An Efficient Classification Algorithm for Music Mood Detection in Western and Hindi Music Using Audio Feature Extraction

Over the past decade, a lot of research has been done in audio content analysis for extracting various kinds of information, especially the moods it denotes, from an audio signal, because music expresses emotions in a concise and succinct way, yet in an effective way. People select music in congruence to their moods and emotions, making the need to classify music in accordance to moods more of a demand. Since different individuals have different perceptions about classifying music according to mood, it becomes a much more difficult task. This paper proposes an automated and efficient method to perceive the mood of any given music piece, or the "emotions" related to it, by drawing out a link between the spectral and harmonic features and human perception of music and moods.
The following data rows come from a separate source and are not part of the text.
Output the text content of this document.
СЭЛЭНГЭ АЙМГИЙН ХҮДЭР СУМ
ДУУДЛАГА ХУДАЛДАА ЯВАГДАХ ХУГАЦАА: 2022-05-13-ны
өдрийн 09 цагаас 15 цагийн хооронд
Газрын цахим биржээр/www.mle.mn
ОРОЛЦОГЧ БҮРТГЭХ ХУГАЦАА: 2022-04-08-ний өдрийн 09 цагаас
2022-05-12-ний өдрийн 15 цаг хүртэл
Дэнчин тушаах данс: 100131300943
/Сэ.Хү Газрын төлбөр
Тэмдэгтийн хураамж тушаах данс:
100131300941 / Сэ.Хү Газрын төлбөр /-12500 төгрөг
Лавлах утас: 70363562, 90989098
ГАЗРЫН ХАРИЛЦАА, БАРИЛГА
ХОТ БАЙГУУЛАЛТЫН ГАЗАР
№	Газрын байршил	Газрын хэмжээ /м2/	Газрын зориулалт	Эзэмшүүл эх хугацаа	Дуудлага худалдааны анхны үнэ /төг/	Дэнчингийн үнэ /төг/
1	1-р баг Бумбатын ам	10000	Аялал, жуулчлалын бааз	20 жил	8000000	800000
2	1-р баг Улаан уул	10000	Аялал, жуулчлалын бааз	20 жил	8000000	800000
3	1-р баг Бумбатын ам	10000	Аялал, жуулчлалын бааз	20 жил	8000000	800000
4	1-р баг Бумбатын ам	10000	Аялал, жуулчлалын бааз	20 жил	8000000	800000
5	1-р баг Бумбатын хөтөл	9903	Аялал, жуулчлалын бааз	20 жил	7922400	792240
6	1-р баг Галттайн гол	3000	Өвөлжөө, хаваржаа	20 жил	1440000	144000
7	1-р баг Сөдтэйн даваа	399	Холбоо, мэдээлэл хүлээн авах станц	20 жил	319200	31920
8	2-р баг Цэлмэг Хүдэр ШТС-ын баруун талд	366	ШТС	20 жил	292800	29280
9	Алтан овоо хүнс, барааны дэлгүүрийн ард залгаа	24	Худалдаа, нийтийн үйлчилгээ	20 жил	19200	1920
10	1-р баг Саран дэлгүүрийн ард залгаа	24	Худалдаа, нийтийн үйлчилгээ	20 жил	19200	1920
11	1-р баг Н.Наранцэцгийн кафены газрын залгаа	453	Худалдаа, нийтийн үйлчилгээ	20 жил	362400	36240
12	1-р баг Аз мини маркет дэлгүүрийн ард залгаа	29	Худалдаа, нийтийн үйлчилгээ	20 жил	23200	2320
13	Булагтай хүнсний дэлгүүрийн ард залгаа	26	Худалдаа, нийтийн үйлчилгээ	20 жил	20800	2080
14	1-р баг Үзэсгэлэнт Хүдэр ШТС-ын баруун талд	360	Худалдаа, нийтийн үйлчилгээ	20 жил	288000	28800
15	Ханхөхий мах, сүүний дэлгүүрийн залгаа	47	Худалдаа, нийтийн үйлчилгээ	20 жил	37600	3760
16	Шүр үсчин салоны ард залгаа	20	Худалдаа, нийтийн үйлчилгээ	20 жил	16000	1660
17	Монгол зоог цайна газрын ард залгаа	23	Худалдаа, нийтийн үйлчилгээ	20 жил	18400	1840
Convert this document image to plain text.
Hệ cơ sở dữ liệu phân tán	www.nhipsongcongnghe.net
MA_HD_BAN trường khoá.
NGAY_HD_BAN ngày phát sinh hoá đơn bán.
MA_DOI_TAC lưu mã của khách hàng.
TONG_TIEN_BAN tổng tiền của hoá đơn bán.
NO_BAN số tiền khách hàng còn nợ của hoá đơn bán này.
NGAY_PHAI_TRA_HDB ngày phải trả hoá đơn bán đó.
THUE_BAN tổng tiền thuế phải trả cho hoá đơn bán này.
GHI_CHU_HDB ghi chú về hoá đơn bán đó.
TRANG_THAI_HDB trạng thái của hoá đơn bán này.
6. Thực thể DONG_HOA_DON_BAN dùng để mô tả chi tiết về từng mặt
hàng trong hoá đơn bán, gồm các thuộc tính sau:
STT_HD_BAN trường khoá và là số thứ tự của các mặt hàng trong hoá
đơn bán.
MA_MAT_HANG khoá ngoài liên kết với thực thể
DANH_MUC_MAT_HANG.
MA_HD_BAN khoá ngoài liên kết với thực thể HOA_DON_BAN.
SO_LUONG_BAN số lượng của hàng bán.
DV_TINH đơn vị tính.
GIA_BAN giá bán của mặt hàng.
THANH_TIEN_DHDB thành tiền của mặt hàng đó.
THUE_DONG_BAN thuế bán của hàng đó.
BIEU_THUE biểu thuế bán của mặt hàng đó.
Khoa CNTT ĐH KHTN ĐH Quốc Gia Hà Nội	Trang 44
Features such as rhythm, harmony, spectral feature, and so on, are studied in order to classify the songs according to its mood, based on Thayer's model. The values of the quantified features are then compared against the threshold value using neural networks before classifying them according to different mood labels. The method analyzes many different features of the music piece, including spectra of beat and roughness, before classifying it under any mood. A total of 8 different moods are considered. In particular, the paper classifies both western and Indian Hindi film music, taking into consideration, a database of over 100 songs in total. The efficiency of this method was found to reach 94.44% at the best.